Voidcraeft
Negation Made Flesh

Microtonality seems to be creeping its way into black metal as of late. Aside from a brief implementation on Blut aus Nord‘s revolutionary album The Work Which Transforms God, Adam Kalmbach (better known as the sole member of Jute Gyte) was the first to really use it as a central concept, pushing the boundaries of microtonality in a rigorous, highly structured manner that would make Schoenberg proud – his most recent album, Ressentiment, utilises “four-voice canons, extended technique industrial riffing, [and] polyrhythmic process music”… whatever those phrases mean.

This brings us to Voidcraeft, another one-man band that put out an EP back in June entitled Faceless Epoch, which adopted a – you guessed it – microtonal tuning, thus making it, like, the second “one-man technical microtonal black metal” I’ve come across. Quite the feat. According to the unnamed man behind Voidcraeft (whom I’ll henceforth refer to as ‘the man’ for simplicity’s sake), “each second string, starting with the lowest one, [is] tuned down by 50 cents”. (Jute Gyte, on the other hand, use a guitar modified to have twice as many frets.)

While I do enjoy me a bit of Jute Gyte now and then, by some combination of its sheer abrasiveness and uncompromisingly lo-fi recording quality, it tends to cross the fine line between the harsh and the unlistenable. Voidcraeft, on the other hand, manage to find the perfect balance of noisy textures and technical riffing, composing straightforward, but no less effective, black metal that rips your flesh apart with an incisive, unforgiving, and almost industrial precision.

Nowhere is this more apparent than in its tenth release (in barely over a year!), Negation Made Flesh, which features some of Voidcraeft’s most harrowing riffs yet. Among the man’s primary influences are Portal and Deathspell Omega, and you can definitely hear how the nebulous riffing of the former integrates with the searing, hellish atmospheres of the latter (mainly on Paracletus) to produce a salvo of jarring tremolos, punctuated by several breaks of arpeggios and chords. A rather basic formula, admittedly, but the consistency with which the riffs are delivered more than makes up for it.

It’s interesting to note that, having previously relied on a drum machine, Negation Made Flesh is actually the first Voidcraeft release to feature human drumming (and possibly the last, as the man has made the decision to play the drums himself on future releases). Chris Balch, of the genre-hopping one-man band Nostril Caverns, does the drums here. They’ve got this nice and punchy, natural sound to them, though that robust snare tone might get to you after a while. In his own band he often reaches mind-warping levels of Biolichian technicality; here he defaults to your household blastbeat (and its triplet equivalent) for like half the album, though with plenty of fills to keep it interesting. I mean just listen to that over-the-top burst of snares at 5:57 of “The False Image of Life”! It’s mostly during the slower bits where he pulls out a few more tricks – check out 1:32 of “The Bliss of Stagnation” for a nice flurry of cymbals.

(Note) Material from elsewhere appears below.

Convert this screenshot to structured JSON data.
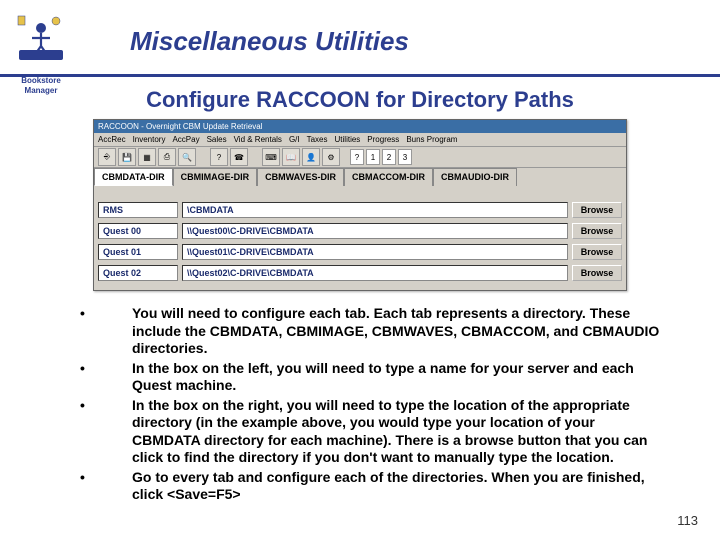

No one track is weaker than the other four on the album, though there are a couple of short-lived moments that really stand out from the rest. Take, for example, the apocalyptic break at 5:51 of “Emissary of the Void”, its spiteful tendrils threatening to drill themselves into your brain, or 2:51 of “A Flash of the Absolute”, with its hypnotic drum beat and undulating bass. The 5/4 section at 5:32 of “Flight from Men” (as well as the tremolos that follow) displays the Deathspell Omega influence very prominently, due to the slightly forlorn vibe it gives. 

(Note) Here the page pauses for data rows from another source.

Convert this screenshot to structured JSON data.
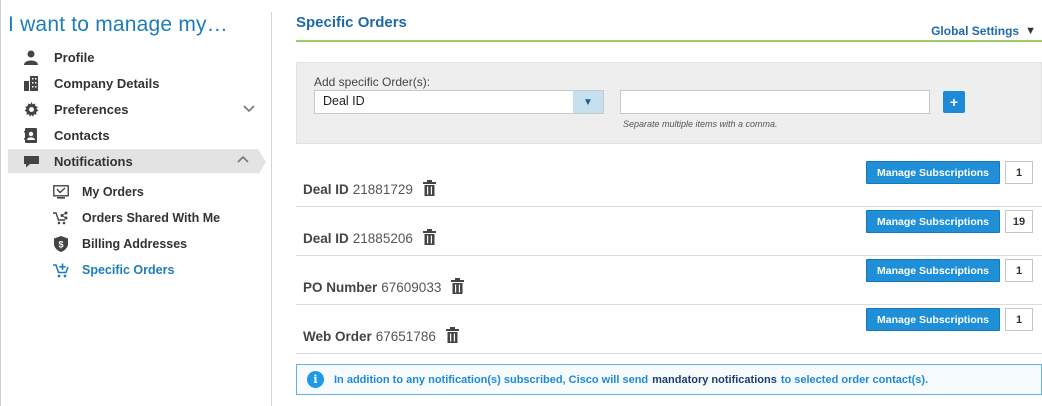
{
  "sidebar": {
    "title": "I want to manage my…",
    "items": [
      {
        "label": "Profile",
        "icon": "user-icon"
      },
      {
        "label": "Company Details",
        "icon": "building-icon"
      },
      {
        "label": "Preferences",
        "icon": "gear-icon",
        "expandable": true
      },
      {
        "label": "Contacts",
        "icon": "contacts-icon"
      },
      {
        "label": "Notifications",
        "icon": "chat-icon",
        "expanded": true
      }
    ],
    "sub_items": [
      {
        "label": "My Orders",
        "icon": "orders-icon"
      },
      {
        "label": "Orders Shared With Me",
        "icon": "shared-cart-icon"
      },
      {
        "label": "Billing Addresses",
        "icon": "dollar-shield-icon"
      },
      {
        "label": "Specific Orders",
        "icon": "cart-plus-icon",
        "active": true
      }
    ]
  },
  "main": {
    "title": "Specific Orders",
    "global_settings": "Global Settings",
    "filter": {
      "label": "Add specific Order(s):",
      "selected_type": "Deal ID",
      "input_value": "",
      "hint": "Separate multiple items with a comma.",
      "add_label": "+"
    },
    "orders": [
      {
        "type": "Deal ID",
        "number": "21881729",
        "button": "Manage Subscriptions",
        "count": "1"
      },
      {
        "type": "Deal ID",
        "number": "21885206",
        "button": "Manage Subscriptions",
        "count": "19"
      },
      {
        "type": "PO Number",
        "number": "67609033",
        "button": "Manage Subscriptions",
        "count": "1"
      },
      {
        "type": "Web Order",
        "number": "67651786",
        "button": "Manage Subscriptions",
        "count": "1"
      }
    ],
    "info": {
      "icon_text": "i",
      "part1": "In addition to any notification(s) subscribed, Cisco will send",
      "link": "mandatory notifications",
      "part2": "to selected order contact(s)."
    }
  },
  "colors": {
    "accent_blue": "#1e7db9",
    "button_blue": "#1f8fd8",
    "rule_green": "#8bc34a",
    "selected_bg": "#e3e3e3"
  }
}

Voidcraeft has already built up an impeccable track record and is showing no signs of slowing down. It’s unfortunate that Voidcraeft will likely share the same fate as other hyper-productive projects (Njiqahdda, Senmuth, and even Jute Gyte), remaining in its own corner of obscurity, but for the dedicated, Voidcraeft‘s discography will prove to be a fruitful one to explore, and Negation Made Flesh is a perfect place to dive in. The man’s finally comfortable with his sound, and it shows.

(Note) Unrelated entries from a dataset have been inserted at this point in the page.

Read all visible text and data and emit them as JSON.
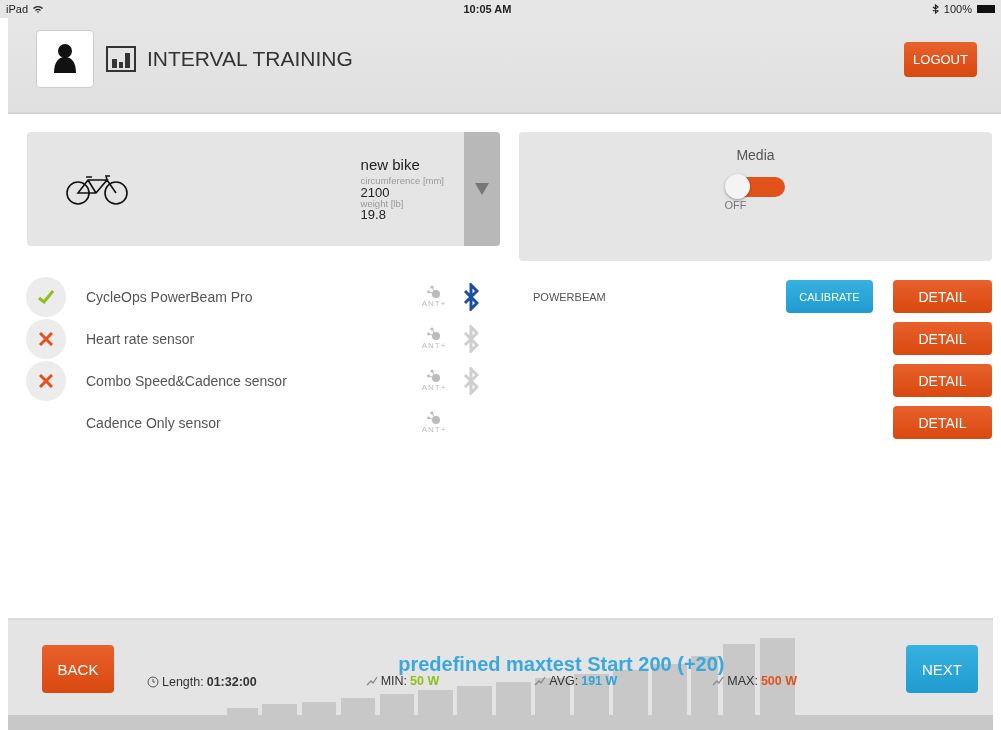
{
  "status_bar": {
    "device": "iPad",
    "time": "10:05 AM",
    "battery": "100%"
  },
  "header": {
    "title": "INTERVAL TRAINING",
    "logout": "LOGOUT"
  },
  "bike": {
    "name": "new bike",
    "circumference_label": "circumference [mm]",
    "circumference": "2100",
    "weight_label": "weight [lb]",
    "weight": "19.8"
  },
  "media": {
    "title": "Media",
    "on": false,
    "state_label": "OFF"
  },
  "sensors": [
    {
      "name": "CycleOps PowerBeam Pro",
      "kind": "check",
      "ant_label": "ANT+",
      "bluetooth_active": true,
      "device": "POWERBEAM",
      "calibrate": "CALIBRATE",
      "detail": "DETAIL"
    },
    {
      "name": "Heart rate sensor",
      "kind": "cross",
      "ant_label": "ANT+",
      "bluetooth_active": false,
      "detail": "DETAIL"
    },
    {
      "name": "Combo Speed&Cadence sensor",
      "kind": "cross",
      "ant_label": "ANT+",
      "bluetooth_active": false,
      "detail": "DETAIL"
    },
    {
      "name": "Cadence Only sensor",
      "kind": "plain",
      "ant_label": "ANT+",
      "detail": "DETAIL"
    }
  ],
  "footer": {
    "back": "BACK",
    "next": "NEXT",
    "program": "predefined maxtest Start 200 (+20)",
    "length_label": "Length:",
    "length": "01:32:00",
    "stats": [
      {
        "label": "MIN:",
        "value": "50 W",
        "color": "#8cc21a"
      },
      {
        "label": "AVG:",
        "value": "191 W",
        "color": "#2ea3d6"
      },
      {
        "label": "MAX:",
        "value": "500 W",
        "color": "#e2531c"
      }
    ]
  }
}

[Visit the band's website]
Written by Joseph Y
December 3rd, 2014

Comments

  1. Commented by: E. Thomas

    Nice Jute Gyte reference- met Adam-nice guy


  2. Commented by: thatguy

    He’s not getting micro tones without a fretless guitar or a custom neck.fact.


  3. Commented by: Guilliame

    Not micro-tonal. Out of tune. 50 cents off is just out of tune. It is killing my ears unlike micro-tonal.